Troisième jour d'agression militaire de la région de Koursk par l'armée atlantico-ukrainienne et les médias russes officiels tiennent un discours aussi hors-sol que les officiels, ce qui ne renforce pas la confiance - au minimum en ce qu'ils disent. Alors que l'Axe atlantiste prépare une République populaire de Koursk devant entrer dans l'Ukraine, la Russie a toujours du mal à saisir qu'elle est en guerre et à repousser réellement cette tentative d'installer un front sur son sol. Quelques leçons intermédiaires à tirer.
Le fait même qu'une agression d'une telle ampleur soit possible sur le territoire russe et qu'au troisième jour l'on discute des risques de fortification par les Atlantistes d'une ligne de défense dans la région de Koursk montrent l'existence de dysfonctionnements, qui vont bien au-delà d'une simple dimension communicationnelle (elle-même déplorable), mais qui revêtent un caractère et politique, et idéologique profond.
Le décalage du discours officiel et les risques d'une perte de confiance
Dès le départ, le ministère russe de la Défense communiquait a minima. Il n'y aurait eu que 300 personnes, puis un millier, ils sont repoussés aux frontières, hourra! Soit le premier jour, une illusion. Mais au soir du deuxième jour, alors que l'ennemi continue à avancer sur le territoire, le JT du soir montre des scènes irréelles d'officiels produisant des discours totalement décalés de la réalité. L'on parle en fait d'une incursion sur le territoire russe d'au moins 5 brigades, soit entre 7 000 et 17 000 hommes. Et les réserves ne sont pas épuisées.
Certes, cela devait rassurer les Moscovites et ceux qui se foutent de la politique, mais pour les habitants de Koursk voyant de leurs yeux les occupants et tous ceux, qui n'ayant déjà plus confiance en ces belles paroles, lisent les publications des correspondants de guerre, comme sur Rybar ou Podoliak, l'ahurissement devient total. Il est vrai que Guérassimov a fait très fort, à tel point que l'on aimerait lui demander sur quels éléments objectifs était fondé un tel optimisme ? Le besoin de faire plaisir au chef ? Le besoin d'endormir le bon peuple ? Ou un déni fondé sur l'incapacité d'assumer la réalité de la situation et ses implications ? Cela a même poussé Medvedev à attirer l'attention du public sur ces déclarations.

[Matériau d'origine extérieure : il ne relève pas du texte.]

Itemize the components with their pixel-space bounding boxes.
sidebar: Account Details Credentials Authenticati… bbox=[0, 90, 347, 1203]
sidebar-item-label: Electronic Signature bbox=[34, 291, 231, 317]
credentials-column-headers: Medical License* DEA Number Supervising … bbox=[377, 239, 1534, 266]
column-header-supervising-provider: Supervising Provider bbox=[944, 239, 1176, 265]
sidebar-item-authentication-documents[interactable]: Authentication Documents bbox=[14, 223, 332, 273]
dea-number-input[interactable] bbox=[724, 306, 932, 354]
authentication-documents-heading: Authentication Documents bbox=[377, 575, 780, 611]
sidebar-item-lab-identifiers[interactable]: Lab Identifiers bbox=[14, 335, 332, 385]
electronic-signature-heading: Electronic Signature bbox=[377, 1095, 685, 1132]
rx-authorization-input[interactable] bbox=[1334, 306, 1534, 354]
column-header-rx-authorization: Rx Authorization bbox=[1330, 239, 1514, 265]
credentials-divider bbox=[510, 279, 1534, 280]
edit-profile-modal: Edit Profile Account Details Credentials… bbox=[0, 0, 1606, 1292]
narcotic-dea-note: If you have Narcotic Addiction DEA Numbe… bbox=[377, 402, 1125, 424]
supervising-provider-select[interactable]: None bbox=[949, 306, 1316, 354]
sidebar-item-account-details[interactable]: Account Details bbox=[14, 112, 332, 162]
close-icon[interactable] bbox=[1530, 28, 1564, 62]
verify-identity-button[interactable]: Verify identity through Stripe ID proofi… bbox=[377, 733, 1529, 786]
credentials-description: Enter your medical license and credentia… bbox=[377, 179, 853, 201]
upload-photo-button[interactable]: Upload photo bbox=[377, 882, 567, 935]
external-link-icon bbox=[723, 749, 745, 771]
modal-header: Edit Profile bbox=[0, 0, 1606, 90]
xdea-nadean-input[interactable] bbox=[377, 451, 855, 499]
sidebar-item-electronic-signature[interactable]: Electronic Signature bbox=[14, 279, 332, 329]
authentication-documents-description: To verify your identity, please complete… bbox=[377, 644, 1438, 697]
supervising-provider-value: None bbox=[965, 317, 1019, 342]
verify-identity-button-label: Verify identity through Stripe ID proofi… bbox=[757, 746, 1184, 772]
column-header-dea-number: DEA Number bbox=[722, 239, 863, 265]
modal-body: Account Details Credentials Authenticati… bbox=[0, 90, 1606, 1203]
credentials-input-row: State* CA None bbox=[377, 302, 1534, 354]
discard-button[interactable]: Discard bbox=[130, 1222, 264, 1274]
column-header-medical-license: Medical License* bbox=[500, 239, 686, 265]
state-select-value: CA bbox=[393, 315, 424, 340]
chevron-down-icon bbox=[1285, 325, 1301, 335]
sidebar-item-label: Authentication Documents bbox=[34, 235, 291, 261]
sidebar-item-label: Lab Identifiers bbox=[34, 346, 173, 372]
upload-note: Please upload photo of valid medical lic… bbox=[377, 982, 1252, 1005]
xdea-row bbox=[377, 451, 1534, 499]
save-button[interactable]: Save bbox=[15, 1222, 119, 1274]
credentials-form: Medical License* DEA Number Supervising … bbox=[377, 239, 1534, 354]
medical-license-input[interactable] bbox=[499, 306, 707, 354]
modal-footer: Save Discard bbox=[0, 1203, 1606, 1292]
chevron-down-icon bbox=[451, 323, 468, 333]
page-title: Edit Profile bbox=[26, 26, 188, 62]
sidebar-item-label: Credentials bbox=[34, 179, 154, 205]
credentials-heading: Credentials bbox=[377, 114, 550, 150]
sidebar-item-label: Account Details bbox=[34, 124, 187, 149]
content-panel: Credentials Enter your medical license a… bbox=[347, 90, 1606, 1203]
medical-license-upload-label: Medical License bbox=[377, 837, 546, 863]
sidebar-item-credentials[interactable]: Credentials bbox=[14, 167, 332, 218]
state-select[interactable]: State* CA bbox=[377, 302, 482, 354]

Les médias officiels jouent également le jeu d'une fausse normalité et Izvestia a osé lancer un reportage affirmant que Soudja était libre de militaires ukrainiens. Alors que s'ils ne tiennent pas toute la ville, il ne reste qu'une poche de résistance à l'est, où des militaires russes reprennent un peu le combat depuis hier soir. Comme Podoliak l'écrit :
Je voudrais attirer l'attention de nos équipes de télévision sur le fait qu'il n'est pas nécessaire d'essayer de tromper les gens et de faire passer le reportage de Izvestia du 6, comme s'il avait été filmé le 7. Pourquoi est-ce si important ? Oui, cela trompe les Moscovites et le pays tout entier, mais cela ne permet pas non plus aux personnes sur place de s'orienter correctement et de prendre les bonnes décisions, y compris celle d'évacuer. Et puis des gens meurent à cause de ces mensonges. Pensez-vous à cela quand vous faites ça ?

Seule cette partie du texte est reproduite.